Theater

Woyzeck


Sein Sold reicht dem einfachen Soldaten Woyzeck nicht aus, um seine Geliebte Marie und das gemeinsame Kind zu versorgen. Und so tut Woyzeck seinen Dienst, isst Erbsen für ein medizinisches Experiment über Bewusst­seins­veränderungen, rasiert den Hauptmann. Er hetzt, dient, duldet, wird schikaniert, beschämt, unterworfen, und hält sich an die Verse „Leiden sei all mein Gewinst, Leiden sei mein Gottesdienst“. Marie ist ihm dabei ebenso sehr seelischer Anker wie verbliebener Machtbereich.

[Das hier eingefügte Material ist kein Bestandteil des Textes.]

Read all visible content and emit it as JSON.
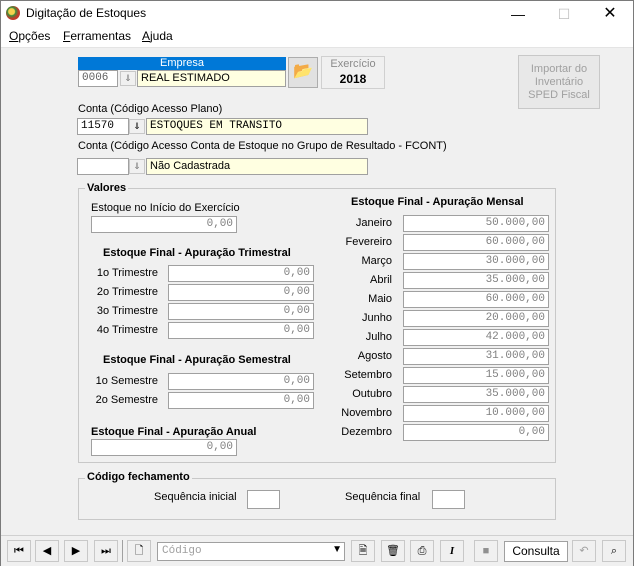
{
  "window": {
    "title": "Digitação de Estoques"
  },
  "menu": [
    {
      "label": "Opções",
      "mnemonic": "O"
    },
    {
      "label": "Ferramentas",
      "mnemonic": "F"
    },
    {
      "label": "Ajuda",
      "mnemonic": "A"
    }
  ],
  "empresa": {
    "header": "Empresa",
    "code": "0006",
    "name": "REAL ESTIMADO"
  },
  "exercicio": {
    "label": "Exercício",
    "year": "2018"
  },
  "import_button": {
    "label_line1": "Importar do",
    "label_line2": "Inventário",
    "label_line3": "SPED Fiscal"
  },
  "conta": {
    "label": "Conta (Código Acesso Plano)",
    "code": "11570",
    "name": "ESTOQUES EM TRANSITO"
  },
  "conta_fcont": {
    "label": "Conta (Código Acesso Conta de Estoque no Grupo de Resultado - FCONT)",
    "code": "",
    "name": "Não Cadastrada"
  },
  "valores": {
    "title": "Valores",
    "inicio_label": "Estoque no Início do Exercício",
    "inicio_value": "0,00",
    "trimestral": {
      "title": "Estoque Final - Apuração Trimestral",
      "rows": [
        {
          "label": "1o Trimestre",
          "value": "0,00"
        },
        {
          "label": "2o Trimestre",
          "value": "0,00"
        },
        {
          "label": "3o Trimestre",
          "value": "0,00"
        },
        {
          "label": "4o Trimestre",
          "value": "0,00"
        }
      ]
    },
    "semestral": {
      "title": "Estoque Final - Apuração Semestral",
      "rows": [
        {
          "label": "1o Semestre",
          "value": "0,00"
        },
        {
          "label": "2o Semestre",
          "value": "0,00"
        }
      ]
    },
    "anual": {
      "title": "Estoque Final - Apuração Anual",
      "value": "0,00"
    },
    "mensal": {
      "title": "Estoque Final - Apuração Mensal",
      "rows": [
        {
          "label": "Janeiro",
          "value": "50.000,00"
        },
        {
          "label": "Fevereiro",
          "value": "60.000,00"
        },
        {
          "label": "Março",
          "value": "30.000,00"
        },
        {
          "label": "Abril",
          "value": "35.000,00"
        },
        {
          "label": "Maio",
          "value": "60.000,00"
        },
        {
          "label": "Junho",
          "value": "20.000,00"
        },
        {
          "label": "Julho",
          "value": "42.000,00"
        },
        {
          "label": "Agosto",
          "value": "31.000,00"
        },
        {
          "label": "Setembro",
          "value": "15.000,00"
        },
        {
          "label": "Outubro",
          "value": "35.000,00"
        },
        {
          "label": "Novembro",
          "value": "10.000,00"
        },
        {
          "label": "Dezembro",
          "value": "0,00"
        }
      ]
    }
  },
  "fechamento": {
    "title": "Código fechamento",
    "inicial_label": "Sequência inicial",
    "inicial_value": "",
    "final_label": "Sequência final",
    "final_value": ""
  },
  "toolbar": {
    "search_placeholder": "Código",
    "mode_label": "Consulta"
  }
}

Rasende Eifersucht, Wahnsinn und physische Degeneration verschmelzen schließlich zu einem einzigen lauten Schmerz. Woyzeck ist die „offene Wunde“ (Heiner Müller) der Demütigung in unserem kollektiven Gedächtnis. Büchner zeigt einen empfindsamen Menschen, dem das Menschsein versagt wird, und der schließlich selbst tötet. An Marie wird Woyzeck, das Opfer, zum Täter.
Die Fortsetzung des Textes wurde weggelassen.